A key parameter for such experiments is the luminosity, which is needed for energy scans and the measurement of absolute cross sections. In this thesis the implementation of the versatile LuminosityFit software package is presented. It is responsible for the determination of the luminosity from the reconstructed tracks of the PANDA luminosity detector with high stability and an accuracy of below 0.5 %. Essential for the small systematic uncertainty is the correction of influences from the accelerator beam and the target. In consequence a high accuracy for line shape measurements of resonances is ensured with the highly accurate luminosity determination.

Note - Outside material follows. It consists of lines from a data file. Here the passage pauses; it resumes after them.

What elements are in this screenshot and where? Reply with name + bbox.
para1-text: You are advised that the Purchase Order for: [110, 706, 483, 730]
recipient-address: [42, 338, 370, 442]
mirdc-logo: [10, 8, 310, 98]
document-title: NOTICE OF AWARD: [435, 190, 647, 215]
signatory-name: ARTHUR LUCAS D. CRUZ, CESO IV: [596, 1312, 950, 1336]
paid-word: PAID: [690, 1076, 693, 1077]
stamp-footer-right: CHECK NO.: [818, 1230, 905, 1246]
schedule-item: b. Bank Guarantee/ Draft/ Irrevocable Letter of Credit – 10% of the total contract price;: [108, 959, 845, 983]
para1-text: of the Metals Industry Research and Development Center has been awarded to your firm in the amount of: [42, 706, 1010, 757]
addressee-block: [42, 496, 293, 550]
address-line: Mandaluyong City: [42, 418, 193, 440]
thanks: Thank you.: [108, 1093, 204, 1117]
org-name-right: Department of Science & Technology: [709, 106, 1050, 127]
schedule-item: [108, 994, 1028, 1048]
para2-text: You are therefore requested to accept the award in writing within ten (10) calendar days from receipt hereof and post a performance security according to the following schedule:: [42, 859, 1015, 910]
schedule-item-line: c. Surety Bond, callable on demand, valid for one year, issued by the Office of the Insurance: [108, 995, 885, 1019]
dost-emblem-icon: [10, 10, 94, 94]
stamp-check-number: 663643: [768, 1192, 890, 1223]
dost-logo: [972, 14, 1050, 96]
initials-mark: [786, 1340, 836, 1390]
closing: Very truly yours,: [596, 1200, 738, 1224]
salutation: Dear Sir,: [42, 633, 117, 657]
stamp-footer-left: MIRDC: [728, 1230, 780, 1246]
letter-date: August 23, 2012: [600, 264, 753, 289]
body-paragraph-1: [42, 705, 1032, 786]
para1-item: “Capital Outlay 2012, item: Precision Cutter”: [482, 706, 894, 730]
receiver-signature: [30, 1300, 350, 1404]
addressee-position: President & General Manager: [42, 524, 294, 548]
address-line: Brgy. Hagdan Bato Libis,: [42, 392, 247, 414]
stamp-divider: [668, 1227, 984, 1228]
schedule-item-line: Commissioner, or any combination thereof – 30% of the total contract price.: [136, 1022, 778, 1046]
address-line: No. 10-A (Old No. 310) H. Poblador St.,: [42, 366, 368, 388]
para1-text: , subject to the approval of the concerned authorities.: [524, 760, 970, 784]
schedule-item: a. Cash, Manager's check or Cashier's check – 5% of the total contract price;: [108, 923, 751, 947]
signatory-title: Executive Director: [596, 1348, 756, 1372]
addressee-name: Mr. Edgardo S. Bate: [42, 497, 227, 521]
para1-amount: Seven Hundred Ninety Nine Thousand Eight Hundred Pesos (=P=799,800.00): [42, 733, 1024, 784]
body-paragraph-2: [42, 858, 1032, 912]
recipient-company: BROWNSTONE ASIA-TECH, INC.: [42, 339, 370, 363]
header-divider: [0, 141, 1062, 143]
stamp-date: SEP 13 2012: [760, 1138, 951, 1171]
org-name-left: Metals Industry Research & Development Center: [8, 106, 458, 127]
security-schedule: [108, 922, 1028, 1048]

Furthermore this thesis aims towards the extraction of the isoscalar mesons in the reaction J/ψ → π⁰π⁰γ. The presence of many wide and interfering states makes a correct theoretical description difficult. To address this matter the implementation of the helicity formalism for the general partial wave analysis framework ComPWA is presented in this thesis. The goal of ComPWA is to establish the comparability of various theoretical models and formulations. The study of the isoscalar mesons can benefit from the direct comparison of different theories. This implementation of the helicity formalism takes the novel approach by using an expert system. An exhaustive validation of the implementation is performed on the basis of the J/ψ → π⁰π⁰γ reaction. With the availability of the helicity formalism in ComPWA, partial wave analysis can be performed with this first general model, that serves as a reference for comparisons with other implementations.